It has been some time since I last posted. Partly because my job is keeping me super busy, preparing for licensing exams and probably more importantly just fearful of putting my thoughts out there. The last cycle was such a bummer that I have gone into full denial and have survived the last few months by pretending that a huge dark cloud is not hanging over our plans to be parents.
There have been lots of arguments and tense moments when I just wanted to pack my bags and run away from the pressures and stress. DH thinks that I am procrastinating, easy for him to say. It's not his body that is subjected to daily injections and almost a dozen different type of medication / pills. I still feel sore from the PIO injections and it has been 2 months!!! I know that he is frustrated and wants to help but sometimes his "help" comes across as pressure. For eg. at 11pm on a Friday night after working 12 hours, do I really need to have a discussion about when we are going back to see the Drs...NO!!!!!! Anyway enough of the griping.

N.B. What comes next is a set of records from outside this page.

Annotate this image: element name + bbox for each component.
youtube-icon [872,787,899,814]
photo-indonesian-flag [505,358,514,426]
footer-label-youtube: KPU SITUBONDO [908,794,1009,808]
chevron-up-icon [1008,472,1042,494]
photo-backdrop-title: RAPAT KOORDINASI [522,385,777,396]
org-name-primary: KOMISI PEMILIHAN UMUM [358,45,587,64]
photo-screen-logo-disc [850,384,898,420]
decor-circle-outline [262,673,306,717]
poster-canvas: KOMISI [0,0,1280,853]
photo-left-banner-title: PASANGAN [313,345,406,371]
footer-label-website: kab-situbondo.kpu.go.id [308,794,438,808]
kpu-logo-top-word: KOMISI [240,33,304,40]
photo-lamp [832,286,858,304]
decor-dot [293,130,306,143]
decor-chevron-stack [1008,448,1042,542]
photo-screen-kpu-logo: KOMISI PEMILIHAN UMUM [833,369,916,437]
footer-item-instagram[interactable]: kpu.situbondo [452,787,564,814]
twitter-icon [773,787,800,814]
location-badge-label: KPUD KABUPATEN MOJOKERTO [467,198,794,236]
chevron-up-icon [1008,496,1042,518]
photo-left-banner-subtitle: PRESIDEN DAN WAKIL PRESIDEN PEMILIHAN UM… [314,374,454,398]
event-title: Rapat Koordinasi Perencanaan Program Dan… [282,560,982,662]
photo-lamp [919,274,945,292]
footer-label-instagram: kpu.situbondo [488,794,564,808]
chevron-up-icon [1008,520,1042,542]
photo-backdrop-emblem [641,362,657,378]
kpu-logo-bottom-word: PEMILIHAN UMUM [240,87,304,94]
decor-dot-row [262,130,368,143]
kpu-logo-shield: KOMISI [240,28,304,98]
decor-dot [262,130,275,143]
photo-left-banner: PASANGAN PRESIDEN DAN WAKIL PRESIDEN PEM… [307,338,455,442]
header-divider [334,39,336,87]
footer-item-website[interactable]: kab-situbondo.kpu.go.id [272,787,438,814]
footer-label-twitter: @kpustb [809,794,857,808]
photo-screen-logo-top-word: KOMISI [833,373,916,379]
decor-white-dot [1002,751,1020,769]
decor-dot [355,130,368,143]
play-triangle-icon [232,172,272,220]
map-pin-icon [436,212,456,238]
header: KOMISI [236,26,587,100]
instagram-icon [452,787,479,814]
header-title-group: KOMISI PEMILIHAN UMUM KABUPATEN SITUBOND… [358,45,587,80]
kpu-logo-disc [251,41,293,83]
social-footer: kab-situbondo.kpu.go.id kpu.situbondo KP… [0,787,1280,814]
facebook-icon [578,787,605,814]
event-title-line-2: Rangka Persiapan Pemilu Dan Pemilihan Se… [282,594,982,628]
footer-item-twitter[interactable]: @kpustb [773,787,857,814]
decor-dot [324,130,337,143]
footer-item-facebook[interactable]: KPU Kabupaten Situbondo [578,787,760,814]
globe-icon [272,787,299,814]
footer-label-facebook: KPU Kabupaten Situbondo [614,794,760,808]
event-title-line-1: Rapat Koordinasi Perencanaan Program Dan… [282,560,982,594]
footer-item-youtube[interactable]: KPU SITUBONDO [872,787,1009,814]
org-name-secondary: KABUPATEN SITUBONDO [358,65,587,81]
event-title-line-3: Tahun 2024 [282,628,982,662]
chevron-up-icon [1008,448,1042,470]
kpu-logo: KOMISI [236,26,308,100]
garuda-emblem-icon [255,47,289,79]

We have a potential GS in mind and she is perfect. We have met her family and every thing thus far is going rather well. The catch of course there's a catch...she is currently preggo with surro baby and the earliest that she will be available is February but could also be as late as April. We are torn between having a back up and waiting for her...
Next step is meeting with the attorney and drafting an agreement that could be modified to suit the GS that we finally decide to work with. We struggled with whether we should use a lawyer (found several GS agreements online) but decided because the law has so many loop holes we would prefer to err on the side of caution. We did consider using an agency recommended by our Dr., but so far the agency in question has proven to be unreliable.
Faith is all I have at this point and even that is faltering...I would never describe myself as weak but at this very moment that is how I feel...weak and vulnerable and desperately trying not to give in to the darkness of depression.